Entonces, en ese instante en que la tarde aún no termina pero ya anuncia que se va, en ese momento tras la lluvia en que la luz, como recién salida de una lámpara antigua, es muy suave pero llega a todos los rincones sin sombras, sin duros contrastes, y resplandece sobre la avenida, las casas, y la gente, como si la luz saliera de ellos mismos, como si fueran ellos mismos los que iluminaran, entonces, es cuando pasa esa muchacha.

Su adolescencia está por terminar, pero ella no lo sabe. Recorre la avenida sin mirar a ningún lado, pero viéndolo todo. Respirándolo. Lleva el uniforme escolar demasiado ancho, como a propósito, de a porque sí, contra su delgadez. El blanco de la blusa se funde en el blanco tan blanco de su piel, blanco sobre blanco. Blanco que se transparenta en la lluvia, porque ella salió a caminar bajo el agua, como si la lluvia no fuera con ella, o mejor: como si la lluvia fuera para ella. Y así, el pelo revuelto, largo, rubio y salpicado, la piel húmeda, una ligera y agradable sensación de frío, detiene su andar de pronto y se da vuelta. Algo ahí detrás ha llamado su atención. Algo que vio tarde, después, cuando ya miraba hacia otra parte. Una imagen que ha corrido tras ella, persiguiéndola, hasta obligarla a volver sobre sus pasos.

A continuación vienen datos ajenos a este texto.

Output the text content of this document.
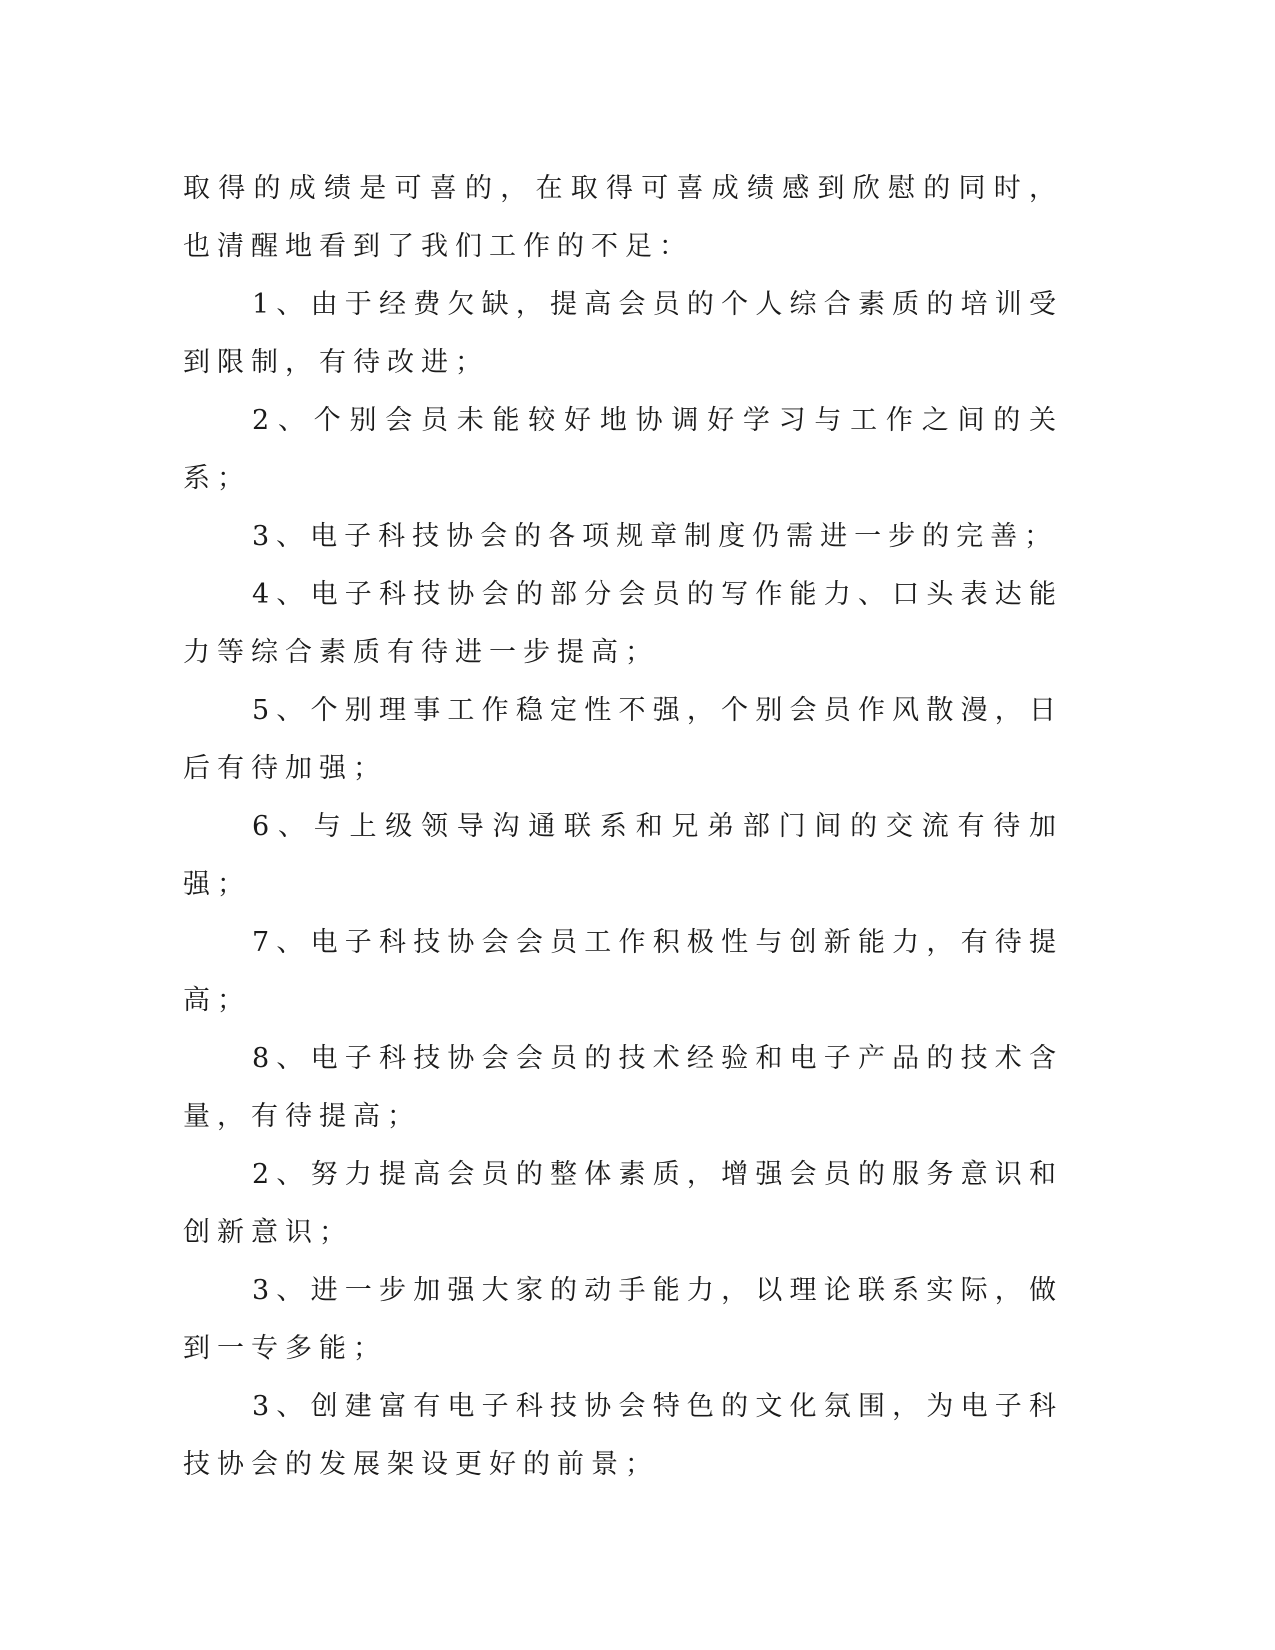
取得的成绩是可喜的，在取得可喜成绩感到欣慰的同时，也清醒地看到了我们工作的不足：

1、由于经费欠缺，提高会员的个人综合素质的培训受到限制，有待改进；

2、个别会员未能较好地协调好学习与工作之间的关系；

3、电子科技协会的各项规章制度仍需进一步的完善；

4、电子科技协会的部分会员的写作能力、口头表达能力等综合素质有待进一步提高；

5、个别理事工作稳定性不强，个别会员作风散漫，日后有待加强；

6、与上级领导沟通联系和兄弟部门间的交流有待加强；

7、电子科技协会会员工作积极性与创新能力，有待提高；

8、电子科技协会会员的技术经验和电子产品的技术含量，有待提高；

2、努力提高会员的整体素质，增强会员的服务意识和创新意识；

3、进一步加强大家的动手能力，以理论联系实际，做到一专多能；

3、创建富有电子科技协会特色的文化氛围，为电子科技协会的发展架设更好的前景；
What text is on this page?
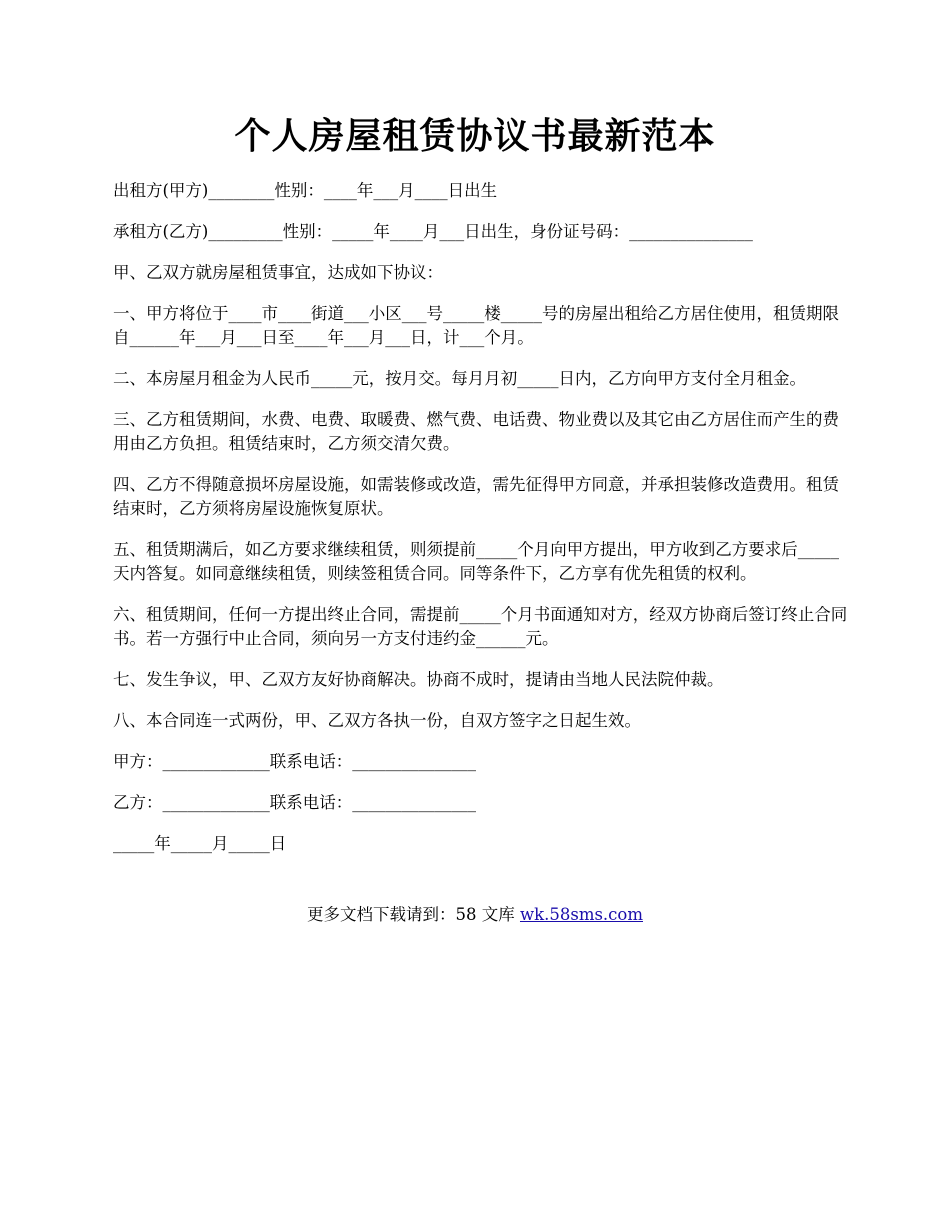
个人房屋租赁协议书最新范本

出租方(甲方)________性别：____年___月____日出生

承租方(乙方)_________性别：_____年____月___日出生，身份证号码：_______________

甲、乙双方就房屋租赁事宜，达成如下协议：

一、甲方将位于____市____街道___小区___号_____楼_____号的房屋出租给乙方居住使用，租赁期限自______年___月___日至____年___月___日，计___个月。

二、本房屋月租金为人民币_____元，按月交。每月月初_____日内，乙方向甲方支付全月租金。

三、乙方租赁期间，水费、电费、取暖费、燃气费、电话费、物业费以及其它由乙方居住而产生的费用由乙方负担。租赁结束时，乙方须交清欠费。

四、乙方不得随意损坏房屋设施，如需装修或改造，需先征得甲方同意，并承担装修改造费用。租赁结束时，乙方须将房屋设施恢复原状。

五、租赁期满后，如乙方要求继续租赁，则须提前_____个月向甲方提出，甲方收到乙方要求后_____天内答复。如同意继续租赁，则续签租赁合同。同等条件下，乙方享有优先租赁的权利。

六、租赁期间，任何一方提出终止合同，需提前_____个月书面通知对方，经双方协商后签订终止合同书。若一方强行中止合同，须向另一方支付违约金______元。

七、发生争议，甲、乙双方友好协商解决。协商不成时，提请由当地人民法院仲裁。

八、本合同连一式两份，甲、乙双方各执一份，自双方签字之日起生效。

甲方：_____________联系电话：_______________

乙方：_____________联系电话：_______________

_____年_____月_____日

更多文档下载请到：58 文库 wk.58sms.com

Entre uno y otro edificio, a la entrada de un pasaje muy ancho, un señor –que es la manera decente y cubana de decir: un viejo–, toda vez que el temporal ha amainado, vuelve a colocar en una estantería de equilibrio precario, de maderas despintadas y carcomidas, libros de segunda mano. Ella se acerca y lo ve hacer. Él desempaca con cuidado sus libros, con un gesto que repite de manera mecánica hace como que les quita el polvo que no tienen. Los coloca uno muy junto al otro, sin orden ni concierto, una novela, un texto escolar, un libro de historia, una antología poética, revistas extranjeras con portadas a todo color, de grandes titulares. Ella sabe que allí está pasando algo, pero no sabe que le está pasando a ella, que le está por pasar.

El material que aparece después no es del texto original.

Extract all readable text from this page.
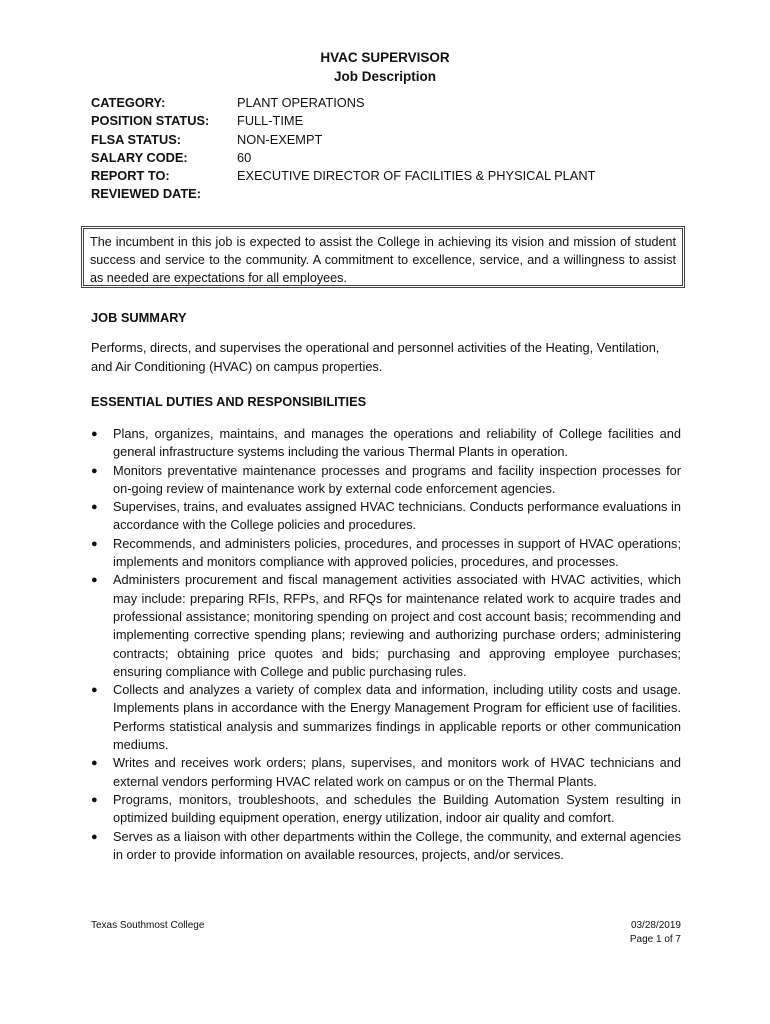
HVAC SUPERVISOR
Job Description
CATEGORY:	PLANT OPERATIONS
POSITION STATUS:	FULL-TIME
FLSA STATUS:	NON-EXEMPT
SALARY CODE:	60
REPORT TO:	EXECUTIVE DIRECTOR OF FACILITIES & PHYSICAL PLANT
REVIEWED DATE:
The incumbent in this job is expected to assist the College in achieving its vision and mission of student success and service to the community. A commitment to excellence, service, and a willingness to assist as needed are expectations for all employees.
JOB SUMMARY
Performs, directs, and supervises the operational and personnel activities of the Heating, Ventilation, and Air Conditioning (HVAC) on campus properties.
ESSENTIAL DUTIES AND RESPONSIBILITIES
● Plans, organizes, maintains, and manages the operations and reliability of College facilities and general infrastructure systems including the various Thermal Plants in operation.
● Monitors preventative maintenance processes and programs and facility inspection processes for on-going review of maintenance work by external code enforcement agencies.
● Supervises, trains, and evaluates assigned HVAC technicians. Conducts performance evaluations in accordance with the College policies and procedures.
● Recommends, and administers policies, procedures, and processes in support of HVAC operations; implements and monitors compliance with approved policies, procedures, and processes.
● Administers procurement and fiscal management activities associated with HVAC activities, which may include: preparing RFIs, RFPs, and RFQs for maintenance related work to acquire trades and professional assistance; monitoring spending on project and cost account basis; recommending and implementing corrective spending plans; reviewing and authorizing purchase orders; administering contracts; obtaining price quotes and bids; purchasing and approving employee purchases; ensuring compliance with College and public purchasing rules.
● Collects and analyzes a variety of complex data and information, including utility costs and usage. Implements plans in accordance with the Energy Management Program for efficient use of facilities. Performs statistical analysis and summarizes findings in applicable reports or other communication mediums.
● Writes and receives work orders; plans, supervises, and monitors work of HVAC technicians and external vendors performing HVAC related work on campus or on the Thermal Plants.
● Programs, monitors, troubleshoots, and schedules the Building Automation System resulting in optimized building equipment operation, energy utilization, indoor air quality and comfort.
● Serves as a liaison with other departments within the College, the community, and external agencies in order to provide information on available resources, projects, and/or services.
Texas Southmost College	03/28/2019
Page 1 of 7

El viejo al fin levanta la mirada y la invita. Ella mira a los libros y mira al señor, al viejo. Mal afeitado. La camisa que no está sucia, se ve como sucia por tantas lavadas y secadas al sol. El pelo ralo, con esas canas a las que es imposible precisarles el color. La mirada turbia detrás de sus cristales grandes, gruesos, pesados. Como sus libros, un viejo de segunda mano, haciendo su trabajo. Ella acepta la invitación, se acerca, toma un libro cualquiera, apenas lo ojea y casi se le deshace en las manos, lo devuelve al estante, toma otro, toma un tercero, lo abre y ahí, de la nada, ocurre el milagro. Todavía hoy lo recuerda, aunque todo esto sucedió el siglo pasado: es un libro de fotos del francés Henri Cartier-Bresson. Son imágenes callejeras, de una humanidad tremenda, que seducen por la candidez con que han captado un momento que, visto a través de su mirada, se torna decisivo.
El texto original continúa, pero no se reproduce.